I'd imagine the excess CO2 would have had some effect on the plants of the time, which (100% guesswork here) may explain the profusion of redwoods, tree ferns and giant horsetails. Obviously any effect on plantlife trickles down through the ecosystem, with herbivores adapting for specific grazing (such as stomach-propelled giantism, perhaps) and predators having to adjust to any differences that caused.
The generally higher temperatures would have had an ecological effect too (if I remember rightly the Triassic, in particular, was very arid, but this had more to do with the landmass organised into the supercontinent Pangaea). It's important to remember though that just because the temperature tended to be higher, it doesn't mean that everywhere was hot. Another point is that the temperature throughout the Mesozoic is actually roughly standard for most of the time there's been complex life on earth - the dips, such as the present one, are associated with ice ages (and we are currently in an interglacial period of an ice age).
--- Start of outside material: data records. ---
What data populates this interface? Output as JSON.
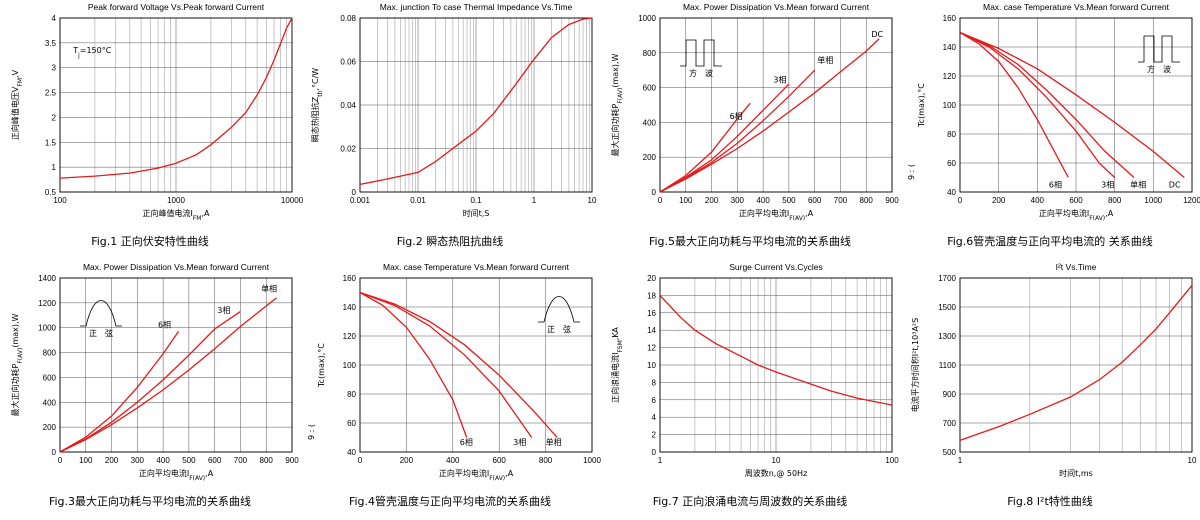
{
  "colors": {
    "curve": "#e41a1c",
    "grid": "#555555",
    "text": "#000000"
  },
  "chart_data": [
    {
      "id": "fig1",
      "type": "line",
      "log_x": true,
      "title": "Peak forward Voltage Vs.Peak forward Current",
      "xlabel": "正向峰值电流I",
      "xlabel_sub": "FM",
      "xlabel_tail": ",A",
      "ylabel": "正向峰值电压V",
      "ylabel_sub": "FM",
      "ylabel_tail": ",V",
      "caption": "Fig.1 正向伏安特性曲线",
      "xlim": [
        100,
        10000
      ],
      "ylim": [
        0.5,
        4
      ],
      "xticks": [
        100,
        1000,
        10000
      ],
      "xtick_labels": [
        "100",
        "1000",
        "10000"
      ],
      "yticks": [
        0.5,
        1,
        1.5,
        2,
        2.5,
        3,
        3.5,
        4
      ],
      "ytick_labels": [
        "0.5",
        "1",
        "1.5",
        "2",
        "2.5",
        "3",
        "3.5",
        "4"
      ],
      "annotations": [
        {
          "text": "T",
          "sub": "j",
          "tail": "=150°C",
          "x": 130,
          "y": 3.3
        }
      ],
      "series": [
        {
          "x": [
            100,
            200,
            400,
            700,
            1000,
            1500,
            2000,
            3000,
            4000,
            5000,
            6000,
            7000,
            8000,
            9000,
            10000
          ],
          "y": [
            0.78,
            0.82,
            0.88,
            0.98,
            1.08,
            1.25,
            1.45,
            1.8,
            2.1,
            2.45,
            2.8,
            3.15,
            3.5,
            3.8,
            4.0
          ]
        }
      ]
    },
    {
      "id": "fig2",
      "type": "line",
      "log_x": true,
      "title": "Max. junction To case Thermal Impedance Vs.Time",
      "xlabel": "时间t,S",
      "ylabel": "瞬态热阻抗Z",
      "ylabel_sub": "th",
      "ylabel_tail": ",°C/W",
      "caption": "Fig.2 瞬态热阻抗曲线",
      "xlim": [
        0.001,
        10
      ],
      "ylim": [
        0,
        0.08
      ],
      "xticks": [
        0.001,
        0.01,
        0.1,
        1,
        10
      ],
      "xtick_labels": [
        "0.001",
        "0.01",
        "0.1",
        "1",
        "10"
      ],
      "yticks": [
        0,
        0.02,
        0.04,
        0.06,
        0.08
      ],
      "ytick_labels": [
        "0",
        "0.02",
        "0.04",
        "0.06",
        "0.08"
      ],
      "annotations": [],
      "series": [
        {
          "x": [
            0.001,
            0.003,
            0.01,
            0.02,
            0.05,
            0.1,
            0.2,
            0.5,
            1,
            2,
            4,
            7,
            10
          ],
          "y": [
            0.0035,
            0.006,
            0.009,
            0.014,
            0.022,
            0.028,
            0.036,
            0.05,
            0.061,
            0.071,
            0.077,
            0.0795,
            0.08
          ]
        }
      ]
    },
    {
      "id": "fig5",
      "type": "line",
      "log_x": false,
      "title": "Max. Power Dissipation Vs.Mean forward Current",
      "xlabel": "正向平均电流I",
      "xlabel_sub": "F(AV)",
      "xlabel_tail": ",A",
      "ylabel": "最大正向功耗P",
      "ylabel_sub": "F(AV)",
      "ylabel_tail": "(max),W",
      "caption": "Fig.5最大正向功耗与平均电流的关系曲线",
      "xlim": [
        0,
        900
      ],
      "ylim": [
        0,
        1000
      ],
      "xticks": [
        0,
        100,
        200,
        300,
        400,
        500,
        600,
        700,
        800,
        900
      ],
      "xtick_labels": [
        "0",
        "100",
        "200",
        "300",
        "400",
        "500",
        "600",
        "700",
        "800",
        "900"
      ],
      "yticks": [
        0,
        200,
        400,
        600,
        800,
        1000
      ],
      "ytick_labels": [
        "0",
        "200",
        "400",
        "600",
        "800",
        "1000"
      ],
      "icon": "square-wave",
      "icon_label": "方　波",
      "annotations": [
        {
          "text": "6相",
          "x": 270,
          "y": 420
        },
        {
          "text": "3相",
          "x": 440,
          "y": 630
        },
        {
          "text": "单相",
          "x": 610,
          "y": 740
        },
        {
          "text": "DC",
          "x": 820,
          "y": 890
        }
      ],
      "series": [
        {
          "name": "6相",
          "x": [
            0,
            100,
            200,
            300,
            350
          ],
          "y": [
            0,
            95,
            230,
            420,
            510
          ]
        },
        {
          "name": "3相",
          "x": [
            0,
            100,
            200,
            300,
            400,
            500
          ],
          "y": [
            0,
            85,
            185,
            320,
            470,
            620
          ]
        },
        {
          "name": "单相",
          "x": [
            0,
            100,
            200,
            300,
            400,
            500,
            600
          ],
          "y": [
            0,
            80,
            170,
            280,
            410,
            550,
            700
          ]
        },
        {
          "name": "DC",
          "x": [
            0,
            100,
            200,
            300,
            400,
            500,
            600,
            700,
            800,
            850
          ],
          "y": [
            0,
            75,
            160,
            250,
            350,
            460,
            570,
            690,
            810,
            880
          ]
        }
      ]
    },
    {
      "id": "fig6",
      "type": "line",
      "log_x": false,
      "title": "Max. case Temperature Vs.Mean forward Current",
      "xlabel": "正向平均电流I",
      "xlabel_sub": "F(AV)",
      "xlabel_tail": ",A",
      "ylabel": "Tc(max),°C",
      "ylabel_extra": "9 : (",
      "caption": "Fig.6管壳温度与正向平均电流的 关系曲线",
      "xlim": [
        0,
        1200
      ],
      "ylim": [
        40,
        160
      ],
      "xticks": [
        0,
        200,
        400,
        600,
        800,
        1000,
        1200
      ],
      "xtick_labels": [
        "0",
        "200",
        "400",
        "600",
        "800",
        "1000",
        "1200"
      ],
      "yticks": [
        40,
        60,
        80,
        100,
        120,
        140,
        160
      ],
      "ytick_labels": [
        "40",
        "60",
        "80",
        "100",
        "120",
        "140",
        "160"
      ],
      "icon": "square-wave",
      "icon_label": "方　波",
      "annotations": [
        {
          "text": "6相",
          "x": 460,
          "y": 43
        },
        {
          "text": "3相",
          "x": 730,
          "y": 43
        },
        {
          "text": "单相",
          "x": 880,
          "y": 43
        },
        {
          "text": "DC",
          "x": 1080,
          "y": 43
        }
      ],
      "series": [
        {
          "name": "6相",
          "x": [
            0,
            100,
            200,
            300,
            400,
            500,
            560
          ],
          "y": [
            150,
            142,
            130,
            112,
            90,
            65,
            50
          ]
        },
        {
          "name": "3相",
          "x": [
            0,
            150,
            300,
            450,
            600,
            720,
            800
          ],
          "y": [
            150,
            140,
            125,
            105,
            82,
            60,
            50
          ]
        },
        {
          "name": "单相",
          "x": [
            0,
            150,
            300,
            450,
            600,
            750,
            900
          ],
          "y": [
            150,
            141,
            128,
            110,
            90,
            68,
            50
          ]
        },
        {
          "name": "DC",
          "x": [
            0,
            200,
            400,
            600,
            800,
            1000,
            1160
          ],
          "y": [
            150,
            139,
            125,
            107,
            88,
            68,
            50
          ]
        }
      ]
    },
    {
      "id": "fig3",
      "type": "line",
      "log_x": false,
      "title": "Max. Power Dissipation Vs.Mean forward Current",
      "xlabel": "正向平均电流I",
      "xlabel_sub": "F(AV)",
      "xlabel_tail": ",A",
      "ylabel": "最大正向功耗P",
      "ylabel_sub": "F(AV)",
      "ylabel_tail": "(max),W",
      "caption": "Fig.3最大正向功耗与平均电流的关系曲线",
      "xlim": [
        0,
        900
      ],
      "ylim": [
        0,
        1400
      ],
      "xticks": [
        0,
        100,
        200,
        300,
        400,
        500,
        600,
        700,
        800,
        900
      ],
      "xtick_labels": [
        "0",
        "100",
        "200",
        "300",
        "400",
        "500",
        "600",
        "700",
        "800",
        "900"
      ],
      "yticks": [
        0,
        200,
        400,
        600,
        800,
        1000,
        1200,
        1400
      ],
      "ytick_labels": [
        "0",
        "200",
        "400",
        "600",
        "800",
        "1000",
        "1200",
        "1400"
      ],
      "icon": "sine-half",
      "icon_label": "正　弦",
      "annotations": [
        {
          "text": "6相",
          "x": 380,
          "y": 1000
        },
        {
          "text": "3相",
          "x": 610,
          "y": 1120
        },
        {
          "text": "单相",
          "x": 780,
          "y": 1290
        }
      ],
      "series": [
        {
          "name": "6相",
          "x": [
            0,
            100,
            200,
            300,
            400,
            460
          ],
          "y": [
            0,
            120,
            290,
            520,
            790,
            970
          ]
        },
        {
          "name": "3相",
          "x": [
            0,
            100,
            200,
            300,
            400,
            500,
            600,
            700
          ],
          "y": [
            0,
            105,
            240,
            400,
            580,
            780,
            990,
            1130
          ]
        },
        {
          "name": "单相",
          "x": [
            0,
            100,
            200,
            300,
            400,
            500,
            600,
            700,
            840
          ],
          "y": [
            0,
            100,
            220,
            355,
            500,
            660,
            830,
            1010,
            1240
          ]
        }
      ]
    },
    {
      "id": "fig4",
      "type": "line",
      "log_x": false,
      "title": "Max. case Temperature Vs.Mean forward Current",
      "xlabel": "正向平均电流I",
      "xlabel_sub": "F(AV)",
      "xlabel_tail": ",A",
      "ylabel": "Tc(max),°C",
      "ylabel_extra": "9 : (",
      "caption": "Fig.4管壳温度与正向平均电流的关系曲线",
      "xlim": [
        0,
        1000
      ],
      "ylim": [
        40,
        160
      ],
      "xticks": [
        0,
        200,
        400,
        600,
        800,
        1000
      ],
      "xtick_labels": [
        "0",
        "200",
        "400",
        "600",
        "800",
        "1000"
      ],
      "yticks": [
        40,
        60,
        80,
        100,
        120,
        140,
        160
      ],
      "ytick_labels": [
        "40",
        "60",
        "80",
        "100",
        "120",
        "140",
        "160"
      ],
      "icon": "sine-half",
      "icon_label": "正　弦",
      "annotations": [
        {
          "text": "6相",
          "x": 430,
          "y": 45
        },
        {
          "text": "3相",
          "x": 660,
          "y": 45
        },
        {
          "text": "单相",
          "x": 800,
          "y": 45
        }
      ],
      "series": [
        {
          "name": "6相",
          "x": [
            0,
            100,
            200,
            300,
            400,
            460
          ],
          "y": [
            150,
            141,
            126,
            104,
            76,
            50
          ]
        },
        {
          "name": "3相",
          "x": [
            0,
            150,
            300,
            450,
            600,
            740
          ],
          "y": [
            150,
            141,
            127,
            107,
            82,
            50
          ]
        },
        {
          "name": "单相",
          "x": [
            0,
            150,
            300,
            450,
            600,
            750,
            850
          ],
          "y": [
            150,
            142,
            130,
            114,
            93,
            68,
            50
          ]
        }
      ]
    },
    {
      "id": "fig7",
      "type": "line",
      "log_x": true,
      "title": "Surge Current Vs.Cycles",
      "xlabel": "周波数n,@ 50Hz",
      "ylabel": "正向浪涌电流I",
      "ylabel_sub": "FSM",
      "ylabel_tail": ",KA",
      "caption": "Fig.7 正向浪涌电流与周波数的关系曲线",
      "xlim": [
        1,
        100
      ],
      "ylim": [
        0,
        20
      ],
      "xticks": [
        1,
        10,
        100
      ],
      "xtick_labels": [
        "1",
        "10",
        "100"
      ],
      "yticks": [
        0,
        2,
        4,
        6,
        8,
        10,
        12,
        14,
        16,
        18,
        20
      ],
      "ytick_labels": [
        "0",
        "2",
        "4",
        "6",
        "8",
        "10",
        "12",
        "14",
        "16",
        "18",
        "20"
      ],
      "annotations": [],
      "series": [
        {
          "x": [
            1,
            1.5,
            2,
            3,
            5,
            7,
            10,
            20,
            30,
            50,
            70,
            100
          ],
          "y": [
            18,
            15.5,
            14,
            12.5,
            11,
            10,
            9.2,
            7.8,
            7,
            6.2,
            5.8,
            5.4
          ]
        }
      ]
    },
    {
      "id": "fig8",
      "type": "line",
      "log_x": true,
      "title": "I²t Vs.Time",
      "xlabel": "时间t,ms",
      "ylabel": "电流平方时间积I²t,10³A²S",
      "caption": "Fig.8 I²t特性曲线",
      "xlim": [
        1,
        10
      ],
      "ylim": [
        500,
        1700
      ],
      "xticks": [
        1,
        10
      ],
      "xtick_labels": [
        "1",
        "10"
      ],
      "yticks": [
        500,
        700,
        900,
        1100,
        1300,
        1500,
        1700
      ],
      "ytick_labels": [
        "500",
        "700",
        "900",
        "1100",
        "1300",
        "1500",
        "1700"
      ],
      "annotations": [],
      "series": [
        {
          "x": [
            1,
            1.5,
            2,
            3,
            4,
            5,
            6,
            7,
            8,
            9,
            10
          ],
          "y": [
            580,
            680,
            760,
            880,
            1000,
            1120,
            1240,
            1350,
            1460,
            1560,
            1650
          ]
        }
      ]
    }
  ]
}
If it's true that the Mesozoic had a significantly lower oxygen level, though, then the effect of that on animals would have been enormous. There's a theory that archosaurs and mammals gained a foothold in the late Triassic because they'd evolved more sophisticated respiratory systems, making them able to function at a high level despite the sparse oxygen. Archosaur air sacs (particularly prevalent in saurischians and pterosaurs) and mammalian thoracic diaphragms are far more efficient for respiration than any reptile system, and therefore the latter groups went into decline.
As mentioned earlier though, there's some debate about the oxygen level, whereas the CO2 is more or less a known quantity.
Anyway, Acheroraptor (funny you mention Archaeoraptor, as Philip Currie was involved in the study of both).
It did indeed come after Dromaeosaurus, and you make an excellent point because this is very important for understanding dromie evolution and distribution. The researchers have recovered Acheroraptor as a basal velociraptorine, which makes it the only one ever found outside Asia - and genetically separated from slightly earlier countrymate Dromaeosaurus by a potentially huge gulf of time.
Before we get all excited though, it's worth pointing out that dromie evidence tends to be fragmentary, and Acheroraptor is no exception. Our piecing together of the dromaeosaurid family tree is highly speculative, given that key genera don't even have well-preserved skulls associated with them (notably, the giant Utahraptor and Achillobator, which as early and middle examples of the group, are of key importance). It wouldn't surprise me if the surprise discovery of a complete skull from a little-known animal throws the whole family tree into re-alignment, and Acheroraptor may ultimately prove to be a dromaeosaurine.